Siyaset okuma maharetiyle yıllardır hepimizi kim bilir kaç kez dumura uğratan Cumhurbaşkanı Erdoğan, kendisine oy verenlerin duygusundan ve parti tabanından bu kadar kopmuş bir siyasetçinin hâlâ mevcut CHP Genel Merkezi’ni dağıtıp kendi kontrolü altında alabileceğine inanıyor olabilir mi? Bana kalırsa bu sorunun yanıtı kesinlikle “hayır." Peki Erdoğan, Kılıçdaroğlu’nun geri dönüş heveslerine tandem giden ‘butlan davası’nın kendi elini çok rahatlatacak reel siyasi sonuçları olamayacağını görüyorsa, bu dava yakında düşer mi? Bana kalırsa bu sorunun yanıtı da “hayır." Çünkü kendi falsolarını perdeleme ve ucu doğrudan kendilerine dokunmayacak skandalları tartıştırma suretiyle kafayı suyun üstünde tutma pratiği tam da bunu gerektirir.
Öte yandan, Kemal Kılıçdaroğlu’na geçen hafta gazeteci Fatih Atik tarafından atfedilen ancak kendisinin “Benim böyle bir açıklamam yok” diye yalanladığı demece daha dikkatle bakılması gerektiğini düşünüyorum. Anlayabildiğim kadarıyla Kemal Bey’i yalanlama yapmaya iten Fatih’in bir televizyon programındaki “Kılıçdaroğlu 'Ne İmamoğlu ne Yavaş ne de bir başkası, CHP yeni bir aday belirlemeli' diyor” şeklindeki yorumu olmuş. Fatih’i yıllardır tanırım, bu cümleleri bizzat Kemal Bey’in ağzından duymamış olsa çıkıp spekülasyon yapacak gazetecilerden biri değildir. Daha da önemli olan ise Kemal Bey’in Fatih Atik’i yalanlarken kullandığı dil: “Daha ortalıkta cumhurbaşkanlığı seçimi yok. Ben niye böyle bir konuşma yapayım, Mansur Bey'le ilgili niye böyle bir rezerv koyayım.” Bu cümlelerle Ekrem İmamoğlu ile ilgili rezervini teyit etmiş oluyor.

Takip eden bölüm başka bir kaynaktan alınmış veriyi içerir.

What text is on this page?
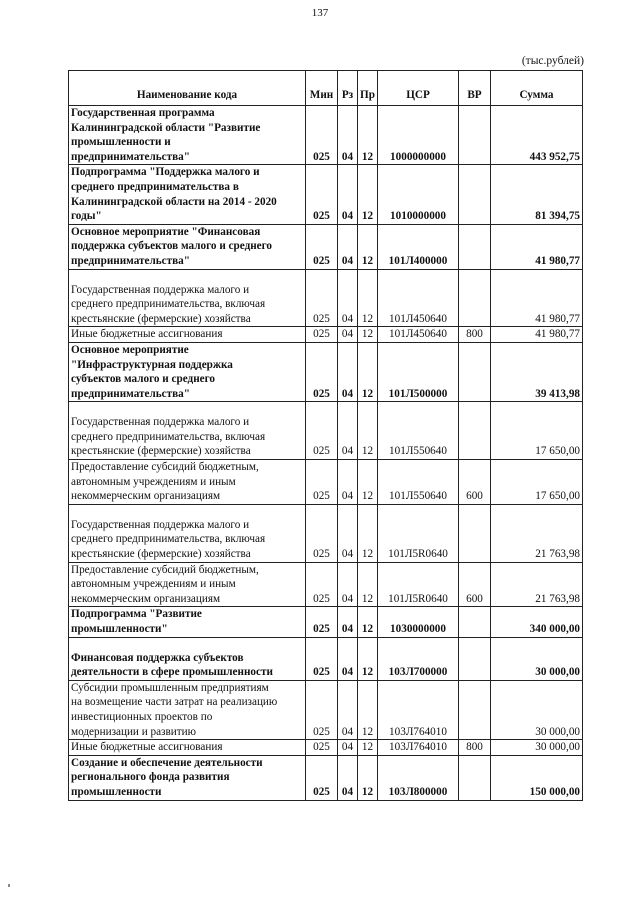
137
(тыс.рублей)
Наименование кода	Мин	Рз	Пр	ЦСР	ВР	Сумма
Государственная программа
Калининградской области "Развитие
промышленности и
предпринимательства"	025	04	12	1000000000		443 952,75
Подпрограмма "Поддержка малого и
среднего предпринимательства в
Калининградской области на 2014 - 2020
годы"	025	04	12	1010000000		81 394,75
Основное мероприятие "Финансовая
поддержка субъектов малого и среднего
предпринимательства"	025	04	12	101Л400000		41 980,77
Государственная поддержка малого и
среднего предпринимательства, включая
крестьянские (фермерские) хозяйства	025	04	12	101Л450640		41 980,77
Иные бюджетные ассигнования	025	04	12	101Л450640	800	41 980,77
Основное мероприятие
"Инфраструктурная поддержка
субъектов малого и среднего
предпринимательства"	025	04	12	101Л500000		39 413,98
Государственная поддержка малого и
среднего предпринимательства, включая
крестьянские (фермерские) хозяйства	025	04	12	101Л550640		17 650,00
Предоставление субсидий бюджетным,
автономным учреждениям и иным
некоммерческим организациям	025	04	12	101Л550640	600	17 650,00
Государственная поддержка малого и
среднего предпринимательства, включая
крестьянские (фермерские) хозяйства	025	04	12	101Л5R0640		21 763,98
Предоставление субсидий бюджетным,
автономным учреждениям и иным
некоммерческим организациям	025	04	12	101Л5R0640	600	21 763,98
Подпрограмма "Развитие
промышленности"	025	04	12	1030000000		340 000,00
Финансовая поддержка субъектов
деятельности в сфере промышленности	025	04	12	103Л700000		30 000,00
Субсидии промышленным предприятиям
на возмещение части затрат на реализацию
инвестиционных проектов по
модернизации и развитию	025	04	12	103Л764010		30 000,00
Иные бюджетные ассигнования	025	04	12	103Л764010	800	30 000,00
Создание и обеспечение деятельности
регионального фонда развития
промышленности	025	04	12	103Л800000		150 000,00
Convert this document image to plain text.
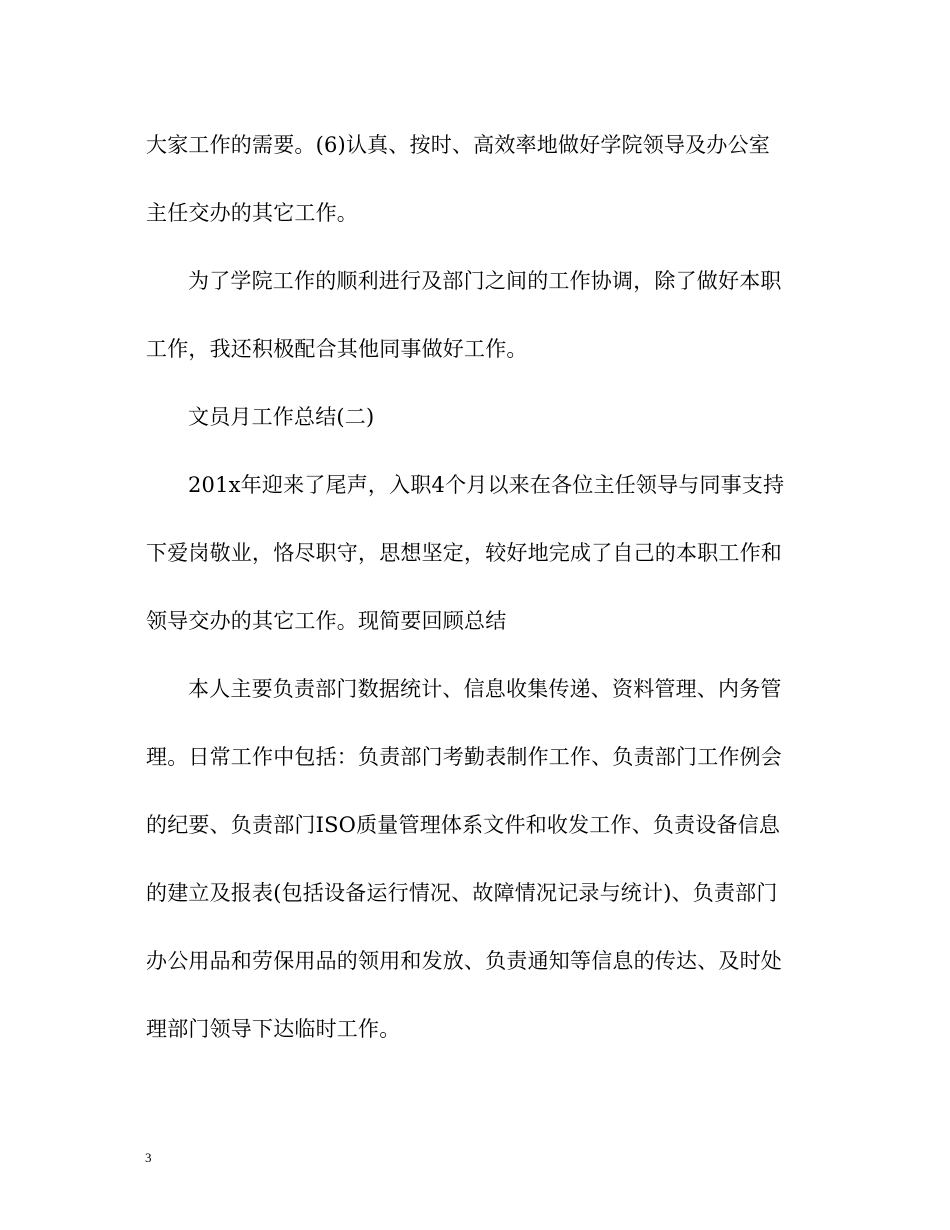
大家工作的需要。(6)认真、按时、高效率地做好学院领导及办公室
主任交办的其它工作。
为了学院工作的顺利进行及部门之间的工作协调，除了做好本职
工作，我还积极配合其他同事做好工作。
文员月工作总结(二)
201x年迎来了尾声，入职4个月以来在各位主任领导与同事支持
下爱岗敬业，恪尽职守，思想坚定，较好地完成了自己的本职工作和
领导交办的其它工作。现简要回顾总结
本人主要负责部门数据统计、信息收集传递、资料管理、内务管
理。日常工作中包括：负责部门考勤表制作工作、负责部门工作例会
的纪要、负责部门ISO质量管理体系文件和收发工作、负责设备信息
的建立及报表(包括设备运行情况、故障情况记录与统计)、负责部门
办公用品和劳保用品的领用和发放、负责通知等信息的传达、及时处
理部门领导下达临时工作。
3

Ekrem İmamoğlu, Kemal Kılıçdaroğlu, Özgür Özel
Zaten benim de çok yakın bir zamanda bu konuları kendisiyle birebir konuşmuş olan birinden dinlediklerim aynı havayı yansıtıyor. Kemal Kılıçdaroğlu ‘CHP’nin cumhurbaşkanı adayının İmamoğlu’ diye ilerlenmesine de bu dönemki siyasi mücadelenin İmamoğlu ve arkadaşlarının tutukluğuna itiraz üzerinden yürümesine de karşı. Ezcümle Kılıçdaroğlu, “Partinin geleceği tek kişinin siyasi kariyerine indirgenemez” diyormuş. Özgür Özel’in bir genel başkan olarak ‘vesayet altında siyaset yapıyor’ görüntüsünden kurtulması gerektiğinden bahsediyormuş.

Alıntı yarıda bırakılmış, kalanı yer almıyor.